If we've spent $6 million to prevent flooding, and flooding still occurs, is the price of admission to the water park higher on weekdays for out-of-state guests, or less on weekends during the blue light special?
What if you drink five Bud Light Limes first?
How many additional alco-pops does it take before we reach "fundamentally better"?
Sewers are one side of the coin, and stormwater the other. Thanks to pro-active sewer rate increases during the third England term, which were opposed by then-councilman Gahan, the now-mayor Gahan takes credit for progress in the sewer utility -- which means it's time to give back to the ratepayers with a reduction in sewer rates, even if only a symbolic one.
However, it makes little sense to declare sewer "victory" when stormwater is in shambles and getting worse. As Bluegill recently noted:
It's a system that many around the city, who still experience regularly flooded streets and homes, can tell you is failing and not being adequately addressed. Given it's riverside location, New Albany is part of a massive drainage basin for the region, so I'd immediately start with cleaning up and maintaining our much neglected natural waterways, including putting a check on development patterns that block and otherwise obstruct them. Once they're properly functioning again, we can address the man made portions of the system that are still an obvious problem.

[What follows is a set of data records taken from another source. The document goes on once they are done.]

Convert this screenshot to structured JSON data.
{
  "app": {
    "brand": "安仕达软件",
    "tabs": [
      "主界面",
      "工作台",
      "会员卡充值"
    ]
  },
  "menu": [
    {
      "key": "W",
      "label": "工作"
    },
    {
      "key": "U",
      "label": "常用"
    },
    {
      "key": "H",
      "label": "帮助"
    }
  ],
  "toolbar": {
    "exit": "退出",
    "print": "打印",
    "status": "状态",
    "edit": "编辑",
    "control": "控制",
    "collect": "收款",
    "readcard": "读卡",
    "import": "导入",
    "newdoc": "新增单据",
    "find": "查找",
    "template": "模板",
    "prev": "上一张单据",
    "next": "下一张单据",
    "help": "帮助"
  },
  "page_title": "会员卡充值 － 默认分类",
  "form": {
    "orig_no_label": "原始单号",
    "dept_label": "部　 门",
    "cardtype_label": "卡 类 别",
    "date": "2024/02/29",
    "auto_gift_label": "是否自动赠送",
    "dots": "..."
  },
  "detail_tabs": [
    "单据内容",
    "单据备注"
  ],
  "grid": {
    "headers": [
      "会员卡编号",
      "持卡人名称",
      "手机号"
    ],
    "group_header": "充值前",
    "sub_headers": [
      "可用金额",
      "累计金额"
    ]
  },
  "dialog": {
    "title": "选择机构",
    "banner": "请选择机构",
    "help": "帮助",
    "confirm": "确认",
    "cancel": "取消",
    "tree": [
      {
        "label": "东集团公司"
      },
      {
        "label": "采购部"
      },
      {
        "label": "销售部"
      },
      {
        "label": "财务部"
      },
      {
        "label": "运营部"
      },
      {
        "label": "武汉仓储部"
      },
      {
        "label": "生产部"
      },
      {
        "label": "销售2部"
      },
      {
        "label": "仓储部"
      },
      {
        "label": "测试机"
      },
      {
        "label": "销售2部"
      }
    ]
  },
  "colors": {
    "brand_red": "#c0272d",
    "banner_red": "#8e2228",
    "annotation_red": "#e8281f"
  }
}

Plainly, the original stormwater master plan has been cut, pasted and abridged numerous times for short-term political motivations, as when then-councilman Gahan jumped the master plan's prioritization queue to have massive engineering work done in his own 6th district.

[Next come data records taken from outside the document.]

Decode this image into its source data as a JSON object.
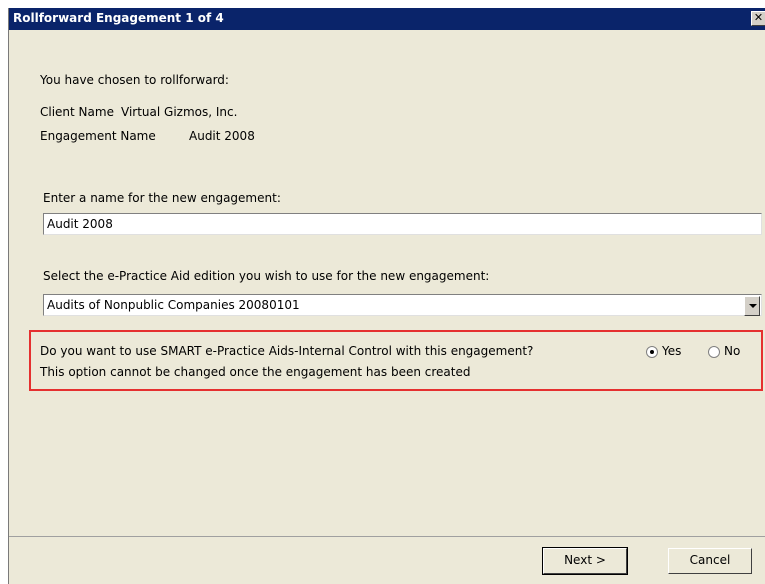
{
  "window": {
    "title": "Rollforward Engagement 1 of 4",
    "close_glyph": "✕"
  },
  "info": {
    "intro": "You have chosen to rollforward:",
    "client_label": "Client Name",
    "client_value": "Virtual Gizmos, Inc.",
    "engagement_label": "Engagement Name",
    "engagement_value": "Audit 2008"
  },
  "name_field": {
    "prompt": "Enter a name for the new engagement:",
    "value": "Audit 2008"
  },
  "edition_field": {
    "prompt": "Select the e-Practice Aid edition you wish to use for the new engagement:",
    "selected": "Audits of Nonpublic Companies 20080101"
  },
  "smart_option": {
    "question": "Do you want to use SMART e-Practice Aids-Internal Control with this engagement?",
    "note": "This option cannot be changed once the engagement has been created",
    "yes_label": "Yes",
    "no_label": "No",
    "selected": "Yes",
    "highlight_color": "#e53030"
  },
  "buttons": {
    "next_label": "Next >",
    "cancel_label": "Cancel"
  }
}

It's long past time to revisit the stormwater master plan, and conduct an audit of what's being done and what isn't.
As currently constituted, New Albany's stormwater control regime is a top-down, fee-based and expensive ongoing engineering project that utterly lacks citizen input. In fact, nothing at all is expected of residents, some of whom might be motivated to some degree by carrots and sticks with respect to the installation of rain barrels, or matching grants for restoring permeable surfaces.
There are many examples nationwide of small efforts over a larger area combining to help alleviate drainage problems. These begin with city government's willingness to engage with ordinary people, and to make all of us part of the solution, which of course includes engineering according to a science-based plan -- not a politically-based one.
Either that, or it's more of those $6 million stop sign plugs.